The shift follows the quiet enactment of the Electoral Act 2026 in February, which slashed the mandatory notice period for elections from 360 days to just 300.
The 2027 Calendar
Under the new “recalibrated” schedule, the dates for Nigeria’s next major democratic transition have been set:
- Saturday, 16 January 2027: Presidential and National Assembly elections.
- Saturday, 6 February 2027: Governorship and State Assembly elections.

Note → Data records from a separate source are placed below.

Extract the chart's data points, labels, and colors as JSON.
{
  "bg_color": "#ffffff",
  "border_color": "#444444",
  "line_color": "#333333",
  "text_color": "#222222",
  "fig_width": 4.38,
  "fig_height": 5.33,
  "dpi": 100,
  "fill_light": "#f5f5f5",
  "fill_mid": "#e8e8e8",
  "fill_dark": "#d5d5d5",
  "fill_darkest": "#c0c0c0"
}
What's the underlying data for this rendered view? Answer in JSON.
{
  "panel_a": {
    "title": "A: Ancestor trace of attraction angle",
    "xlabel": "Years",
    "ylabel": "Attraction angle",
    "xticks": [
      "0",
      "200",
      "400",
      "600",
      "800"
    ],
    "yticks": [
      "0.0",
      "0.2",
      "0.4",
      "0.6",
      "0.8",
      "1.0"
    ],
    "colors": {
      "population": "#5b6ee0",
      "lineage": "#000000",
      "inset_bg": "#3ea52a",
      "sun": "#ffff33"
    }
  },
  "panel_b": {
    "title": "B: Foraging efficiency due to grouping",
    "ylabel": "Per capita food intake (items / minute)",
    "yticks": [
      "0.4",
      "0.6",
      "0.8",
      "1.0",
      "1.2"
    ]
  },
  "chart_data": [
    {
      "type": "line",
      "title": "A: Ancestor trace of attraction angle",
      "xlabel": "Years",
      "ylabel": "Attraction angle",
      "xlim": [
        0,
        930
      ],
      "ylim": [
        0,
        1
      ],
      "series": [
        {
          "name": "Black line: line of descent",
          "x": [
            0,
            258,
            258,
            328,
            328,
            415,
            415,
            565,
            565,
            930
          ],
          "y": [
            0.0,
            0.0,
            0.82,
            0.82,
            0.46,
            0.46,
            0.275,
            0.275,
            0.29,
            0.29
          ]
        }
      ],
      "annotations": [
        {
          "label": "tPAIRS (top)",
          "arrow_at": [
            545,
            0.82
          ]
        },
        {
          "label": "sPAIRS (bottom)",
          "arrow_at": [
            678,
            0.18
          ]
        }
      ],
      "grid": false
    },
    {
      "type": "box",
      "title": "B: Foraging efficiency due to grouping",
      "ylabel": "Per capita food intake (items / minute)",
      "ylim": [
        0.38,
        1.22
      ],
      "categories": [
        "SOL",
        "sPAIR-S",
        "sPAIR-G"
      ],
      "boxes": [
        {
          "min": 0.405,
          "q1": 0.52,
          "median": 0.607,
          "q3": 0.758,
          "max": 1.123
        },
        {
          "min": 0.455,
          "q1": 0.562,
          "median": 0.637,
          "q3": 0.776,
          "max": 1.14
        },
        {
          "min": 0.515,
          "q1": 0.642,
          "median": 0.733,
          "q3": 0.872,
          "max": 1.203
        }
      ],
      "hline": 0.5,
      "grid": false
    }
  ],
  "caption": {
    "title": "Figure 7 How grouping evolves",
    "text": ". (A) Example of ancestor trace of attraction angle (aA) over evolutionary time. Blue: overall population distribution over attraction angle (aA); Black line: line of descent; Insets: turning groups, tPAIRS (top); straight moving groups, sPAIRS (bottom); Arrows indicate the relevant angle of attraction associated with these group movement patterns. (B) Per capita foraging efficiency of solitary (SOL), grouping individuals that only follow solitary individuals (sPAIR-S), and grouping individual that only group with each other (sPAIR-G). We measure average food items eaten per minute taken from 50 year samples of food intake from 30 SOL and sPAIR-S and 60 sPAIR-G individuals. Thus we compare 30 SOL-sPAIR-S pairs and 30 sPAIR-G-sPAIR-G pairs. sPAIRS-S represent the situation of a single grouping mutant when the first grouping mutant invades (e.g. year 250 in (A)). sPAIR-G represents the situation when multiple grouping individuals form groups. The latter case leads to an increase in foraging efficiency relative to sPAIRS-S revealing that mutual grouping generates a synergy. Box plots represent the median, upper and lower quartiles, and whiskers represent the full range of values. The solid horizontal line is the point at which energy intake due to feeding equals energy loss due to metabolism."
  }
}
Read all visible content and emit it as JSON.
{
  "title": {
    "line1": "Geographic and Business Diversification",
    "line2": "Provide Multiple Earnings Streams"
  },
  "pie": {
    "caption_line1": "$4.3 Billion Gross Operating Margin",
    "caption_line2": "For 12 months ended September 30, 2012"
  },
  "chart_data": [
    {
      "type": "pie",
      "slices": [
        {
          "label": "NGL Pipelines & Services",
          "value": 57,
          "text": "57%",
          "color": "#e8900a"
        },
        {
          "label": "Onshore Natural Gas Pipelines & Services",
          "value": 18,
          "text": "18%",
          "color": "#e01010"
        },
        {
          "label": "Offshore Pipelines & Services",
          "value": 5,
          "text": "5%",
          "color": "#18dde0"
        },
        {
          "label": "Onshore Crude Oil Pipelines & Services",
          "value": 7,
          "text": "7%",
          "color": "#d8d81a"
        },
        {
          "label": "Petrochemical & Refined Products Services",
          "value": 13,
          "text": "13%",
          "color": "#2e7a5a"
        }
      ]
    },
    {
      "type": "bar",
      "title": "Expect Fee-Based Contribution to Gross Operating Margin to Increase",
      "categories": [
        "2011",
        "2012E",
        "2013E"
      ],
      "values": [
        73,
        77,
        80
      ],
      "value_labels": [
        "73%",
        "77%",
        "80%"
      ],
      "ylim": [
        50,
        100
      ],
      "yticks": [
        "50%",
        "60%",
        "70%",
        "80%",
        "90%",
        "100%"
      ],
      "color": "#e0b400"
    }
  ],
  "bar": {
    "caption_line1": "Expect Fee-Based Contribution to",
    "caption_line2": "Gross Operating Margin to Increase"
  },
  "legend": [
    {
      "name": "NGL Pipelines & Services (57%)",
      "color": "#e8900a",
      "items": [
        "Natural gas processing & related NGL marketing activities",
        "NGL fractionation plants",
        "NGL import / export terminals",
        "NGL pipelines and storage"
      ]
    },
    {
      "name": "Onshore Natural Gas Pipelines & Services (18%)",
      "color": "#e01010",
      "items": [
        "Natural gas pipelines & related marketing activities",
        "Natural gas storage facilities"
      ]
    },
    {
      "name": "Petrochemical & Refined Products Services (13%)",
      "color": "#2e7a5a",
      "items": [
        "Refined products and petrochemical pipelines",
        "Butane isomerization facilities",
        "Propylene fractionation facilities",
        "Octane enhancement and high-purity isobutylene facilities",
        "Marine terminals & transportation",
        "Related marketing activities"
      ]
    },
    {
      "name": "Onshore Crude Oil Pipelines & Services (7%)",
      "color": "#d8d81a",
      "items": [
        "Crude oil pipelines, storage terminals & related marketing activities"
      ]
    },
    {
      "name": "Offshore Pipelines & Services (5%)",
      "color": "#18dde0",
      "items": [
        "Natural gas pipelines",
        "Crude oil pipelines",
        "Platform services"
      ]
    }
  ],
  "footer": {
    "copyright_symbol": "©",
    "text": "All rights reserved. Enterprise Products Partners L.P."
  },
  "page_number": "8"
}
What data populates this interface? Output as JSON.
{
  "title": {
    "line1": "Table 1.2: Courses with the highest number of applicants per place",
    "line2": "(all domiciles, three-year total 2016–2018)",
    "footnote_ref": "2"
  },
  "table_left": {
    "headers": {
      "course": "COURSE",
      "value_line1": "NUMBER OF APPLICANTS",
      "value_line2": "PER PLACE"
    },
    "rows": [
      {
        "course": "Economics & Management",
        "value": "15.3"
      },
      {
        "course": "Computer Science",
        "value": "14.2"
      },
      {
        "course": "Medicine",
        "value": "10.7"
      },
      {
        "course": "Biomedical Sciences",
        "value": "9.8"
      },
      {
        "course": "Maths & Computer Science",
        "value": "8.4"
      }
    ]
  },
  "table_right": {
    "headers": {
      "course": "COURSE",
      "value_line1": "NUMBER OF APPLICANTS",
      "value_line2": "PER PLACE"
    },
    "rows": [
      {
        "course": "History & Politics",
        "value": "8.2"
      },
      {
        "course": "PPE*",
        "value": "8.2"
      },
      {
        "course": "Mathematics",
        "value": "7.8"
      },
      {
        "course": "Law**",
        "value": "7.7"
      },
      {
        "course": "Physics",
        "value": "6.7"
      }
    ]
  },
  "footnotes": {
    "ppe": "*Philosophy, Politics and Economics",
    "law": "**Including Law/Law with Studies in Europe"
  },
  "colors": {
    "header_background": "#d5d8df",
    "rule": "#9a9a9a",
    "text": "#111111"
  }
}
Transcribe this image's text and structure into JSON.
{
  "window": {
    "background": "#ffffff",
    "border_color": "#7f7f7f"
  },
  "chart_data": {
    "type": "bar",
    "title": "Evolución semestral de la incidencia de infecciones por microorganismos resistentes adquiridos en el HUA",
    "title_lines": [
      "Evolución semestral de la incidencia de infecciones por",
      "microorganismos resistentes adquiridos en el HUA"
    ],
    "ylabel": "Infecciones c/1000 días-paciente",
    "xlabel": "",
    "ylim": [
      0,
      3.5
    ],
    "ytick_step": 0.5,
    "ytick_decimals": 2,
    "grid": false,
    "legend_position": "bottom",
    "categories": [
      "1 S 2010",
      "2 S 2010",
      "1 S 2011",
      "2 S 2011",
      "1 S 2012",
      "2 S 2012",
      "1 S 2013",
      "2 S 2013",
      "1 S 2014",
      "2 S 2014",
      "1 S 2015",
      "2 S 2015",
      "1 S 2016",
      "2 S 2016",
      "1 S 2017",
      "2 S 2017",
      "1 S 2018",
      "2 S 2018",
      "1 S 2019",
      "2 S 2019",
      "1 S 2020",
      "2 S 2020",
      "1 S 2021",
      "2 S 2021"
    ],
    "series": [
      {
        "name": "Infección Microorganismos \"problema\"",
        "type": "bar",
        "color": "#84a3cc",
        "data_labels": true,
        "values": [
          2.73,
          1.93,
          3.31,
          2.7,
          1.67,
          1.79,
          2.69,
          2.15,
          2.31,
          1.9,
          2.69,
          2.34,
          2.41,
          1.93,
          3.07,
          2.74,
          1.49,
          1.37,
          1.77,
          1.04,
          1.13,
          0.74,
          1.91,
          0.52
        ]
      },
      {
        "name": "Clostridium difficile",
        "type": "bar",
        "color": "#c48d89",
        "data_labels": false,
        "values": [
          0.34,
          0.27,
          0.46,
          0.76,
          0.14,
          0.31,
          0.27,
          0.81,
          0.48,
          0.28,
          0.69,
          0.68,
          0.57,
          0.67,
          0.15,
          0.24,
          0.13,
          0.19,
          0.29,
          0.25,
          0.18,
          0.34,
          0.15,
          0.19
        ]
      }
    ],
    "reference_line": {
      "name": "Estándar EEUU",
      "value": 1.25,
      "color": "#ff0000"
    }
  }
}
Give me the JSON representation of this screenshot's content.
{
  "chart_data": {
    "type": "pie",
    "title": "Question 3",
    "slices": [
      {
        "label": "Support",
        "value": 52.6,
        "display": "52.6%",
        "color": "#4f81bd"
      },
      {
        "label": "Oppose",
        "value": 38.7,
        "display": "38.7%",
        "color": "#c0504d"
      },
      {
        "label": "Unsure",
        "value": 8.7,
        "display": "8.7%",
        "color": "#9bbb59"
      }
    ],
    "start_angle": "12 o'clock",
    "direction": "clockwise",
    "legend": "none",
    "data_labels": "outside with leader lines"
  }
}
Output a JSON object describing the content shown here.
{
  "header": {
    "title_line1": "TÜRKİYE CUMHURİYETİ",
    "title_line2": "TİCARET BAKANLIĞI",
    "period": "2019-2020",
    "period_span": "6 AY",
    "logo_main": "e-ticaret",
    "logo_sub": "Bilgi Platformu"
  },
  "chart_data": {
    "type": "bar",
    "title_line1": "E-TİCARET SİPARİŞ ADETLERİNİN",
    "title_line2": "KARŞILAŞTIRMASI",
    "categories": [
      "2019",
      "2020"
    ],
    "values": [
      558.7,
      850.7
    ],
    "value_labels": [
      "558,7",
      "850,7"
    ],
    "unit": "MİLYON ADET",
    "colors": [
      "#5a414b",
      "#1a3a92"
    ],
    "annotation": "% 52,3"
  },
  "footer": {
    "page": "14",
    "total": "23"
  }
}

Professor Amupitan, who marked his 159th day in office during the workshop, told delegates that the shortened window demands “unprecedented speed and surgical precision” from his team.
A ‘watershed’ moment
The three-day capacity-building event, held in partnership with Germany’s Konrad-Adenauer-Stiftung, is designed to move the commission’s strategy from theory into practice. A primary focus of the talks is procurement—a perennial bottleneck in Nigerian elections where the timely delivery of ballot papers and electronic hardware is often a race against the clock.
“Our work is not just about conducting elections,” Professor Amupitan, who Mohammed Haruna, a National Commissioner, represented, told an audience of National Commissioners and international observers. “It is about ensuring that the democratic process thrives.”
Analysis: The logistics of a 300-day sprint
For an agency tasked with managing an electorate projected to exceed 100 million people, losing 60 days of preparation time is no small matter.
In previous cycles, INEC has struggled with the logistical “last mile”—getting sensitive materials to remote riverine areas and desert outposts on time. By shortening the statutory window, the 2026 Act places an immense burden on the commission’s internal procurement systems.
Professor Amupitan’s emphasis on “collaboration” and “unified approach” suggests he is aware that critics will seize upon any slip-up in this compressed timeframe in a political environment already fraught with “trust deficits.” For the new chairman, the 2027 vote is not just a logistical test but a trial by fire for the robustness of Nigeria’s newest electoral laws.